H. erectus, apparu en Afrique il y a près de 2 millions d’années, est considéré comme la première espèce du genre Homo à avoir franchi les frontières africaines lors de cette première migration. Il a occupé certaines régions d’Europe, d’Asie et d’Océanie. Les plus anciens fossiles attribués à cette espèce et connus à ce jour, datés entre 1,77 et 1,85 million d’années, proviennent du site de Dmanissi, en République de Géorgie.
Cependant, la date précise de la migration d’H. erectus hors d’Afrique ainsi que sa répartition géographique exacte font l’objet de débats, faute de preuves fossiles suffisantes. Les vestiges de l’espèce sont en effet bien plus rares que les outils ou les restes d’animaux qu’elle consommait. Selon les archéologues de l’Université d’État d’Ilia à Tbilissi, la mâchoire d’Orozmani pourrait bien représenter le plus ancien spécimen découvert en dehors d’Afrique.
« C’est officiel ! La mâchoire inférieure d’un homme vieux de 1,8 million d’années a été découverte à Orozmani », a déclaré dans une publication Facebook de l’Ambassade de France en Géorgie Giorgi Bidzinashvili, professeur d’archéologie de l’âge de pierre à l’Université d’État d’Ilia et l’un des principaux responsables du projet.
Un fossile qui éclaire la première dispersion humaine
Le fossile a été mis au jour sur un site relativement restreint, situé à une centaine de kilomètres au sud de Tbilissi et à une vingtaine de kilomètres de Dmanisi. Il s’agit de la moitié inférieure d’une mâchoire, encore pourvue de deux dents. Ce n’est pas la première découverte du genre sur le site : une dent isolée avait déjà été trouvée en 2022 dans la même couche sédimentaire.
Jusqu’alors, les fouilles d’Orozmani n’avaient révélé que des restes d’animaux (tigres à dents de sabre, loups, éléphants, cerfs ou girafes) et des outils en pierre. L’annonce de ces nouveaux fragments par l’Agence nationale géorgienne pour la préservation du patrimoine culturel marque donc une avancée décisive, offrant aux chercheurs un portrait plus complet d’H. erectus.
Une présence humaine plus étendue qu’on ne le pensait
Les datations chimiques des coulées de lave recouvrant Dmanisi et Orozmani situent ces sites entre 1,825 et 1,765 million d’années. Bien que la découverte d’Orozmani ne concerne qu’une mâchoire partielle et deux dents, elle confirme que Dmanisi n’était pas une singularité : en trente ans de fouilles, ce dernier site a livré plus de cent ossements, dont cinq crânes.
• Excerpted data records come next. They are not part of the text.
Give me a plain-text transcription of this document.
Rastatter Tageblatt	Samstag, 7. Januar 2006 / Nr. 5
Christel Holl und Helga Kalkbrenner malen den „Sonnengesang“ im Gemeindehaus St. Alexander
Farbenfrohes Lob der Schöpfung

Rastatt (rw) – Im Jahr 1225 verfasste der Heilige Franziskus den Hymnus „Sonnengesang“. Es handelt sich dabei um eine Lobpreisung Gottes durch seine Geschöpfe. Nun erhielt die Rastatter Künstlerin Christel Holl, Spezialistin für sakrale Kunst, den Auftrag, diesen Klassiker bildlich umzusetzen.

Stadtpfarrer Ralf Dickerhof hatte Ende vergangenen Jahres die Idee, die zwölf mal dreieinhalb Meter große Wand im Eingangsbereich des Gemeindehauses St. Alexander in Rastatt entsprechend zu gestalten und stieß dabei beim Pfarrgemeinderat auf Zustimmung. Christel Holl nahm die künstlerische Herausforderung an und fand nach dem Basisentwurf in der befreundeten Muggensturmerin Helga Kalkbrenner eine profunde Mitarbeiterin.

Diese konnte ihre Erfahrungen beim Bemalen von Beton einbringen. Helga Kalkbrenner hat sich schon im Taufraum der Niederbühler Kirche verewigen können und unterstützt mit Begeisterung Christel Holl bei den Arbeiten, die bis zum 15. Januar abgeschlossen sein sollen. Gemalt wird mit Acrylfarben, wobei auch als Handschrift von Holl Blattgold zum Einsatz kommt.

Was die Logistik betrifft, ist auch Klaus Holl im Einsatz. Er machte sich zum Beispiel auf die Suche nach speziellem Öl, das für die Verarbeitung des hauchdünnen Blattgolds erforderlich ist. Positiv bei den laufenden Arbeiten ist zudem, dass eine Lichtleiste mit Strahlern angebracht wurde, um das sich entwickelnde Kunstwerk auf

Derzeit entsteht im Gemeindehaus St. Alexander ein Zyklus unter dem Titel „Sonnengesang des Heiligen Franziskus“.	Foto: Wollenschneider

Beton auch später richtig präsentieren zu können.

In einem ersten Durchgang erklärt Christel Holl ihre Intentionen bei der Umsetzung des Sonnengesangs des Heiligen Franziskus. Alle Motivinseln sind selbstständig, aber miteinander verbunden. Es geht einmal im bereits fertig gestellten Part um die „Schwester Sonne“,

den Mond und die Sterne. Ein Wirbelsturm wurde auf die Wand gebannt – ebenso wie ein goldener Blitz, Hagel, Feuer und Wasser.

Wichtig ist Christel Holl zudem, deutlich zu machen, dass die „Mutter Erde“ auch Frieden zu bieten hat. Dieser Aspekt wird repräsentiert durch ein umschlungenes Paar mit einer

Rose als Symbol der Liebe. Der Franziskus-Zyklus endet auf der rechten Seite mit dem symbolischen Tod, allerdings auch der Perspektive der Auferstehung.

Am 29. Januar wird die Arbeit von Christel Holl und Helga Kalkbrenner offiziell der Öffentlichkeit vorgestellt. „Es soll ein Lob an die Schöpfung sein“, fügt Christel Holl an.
Pour les spécialistes, ces trouvailles indiquent que plusieurs groupes humains primitifs se sont établis dans le Caucase après leur départ d’Afrique. Les crânes fossilisés montrent qu’ils étaient sensiblement plus petits que les Homo sapiens actuels et dotés d’un cerveau moins volumineux. La nouvelle découverte « devrait révéler les raisons de la migration des premiers hominidés hors d’Afrique », a expliqué Bidzinashvili au média Live Science.
« Peut-être que nous constatons que ce mouvement vers la Géorgie n’était pas un incident isolé, mais qu’Homo erectus était peut-être plus largement réparti à cette époque », a estimé Karen Baab, anthropologue biologique à l’Université Midwestern de Glendale, citée par le média américain.
De nouvelles analyses seront toutefois nécessaires pour affiner la datation du fossile, une étape que les chercheurs espèrent franchir d’ici la fin de l’année. Seule cette confirmation permettra de déterminer si la mâchoire d’Orozmani constitue effectivement le plus ancien témoin d’Homo hors d’Afrique.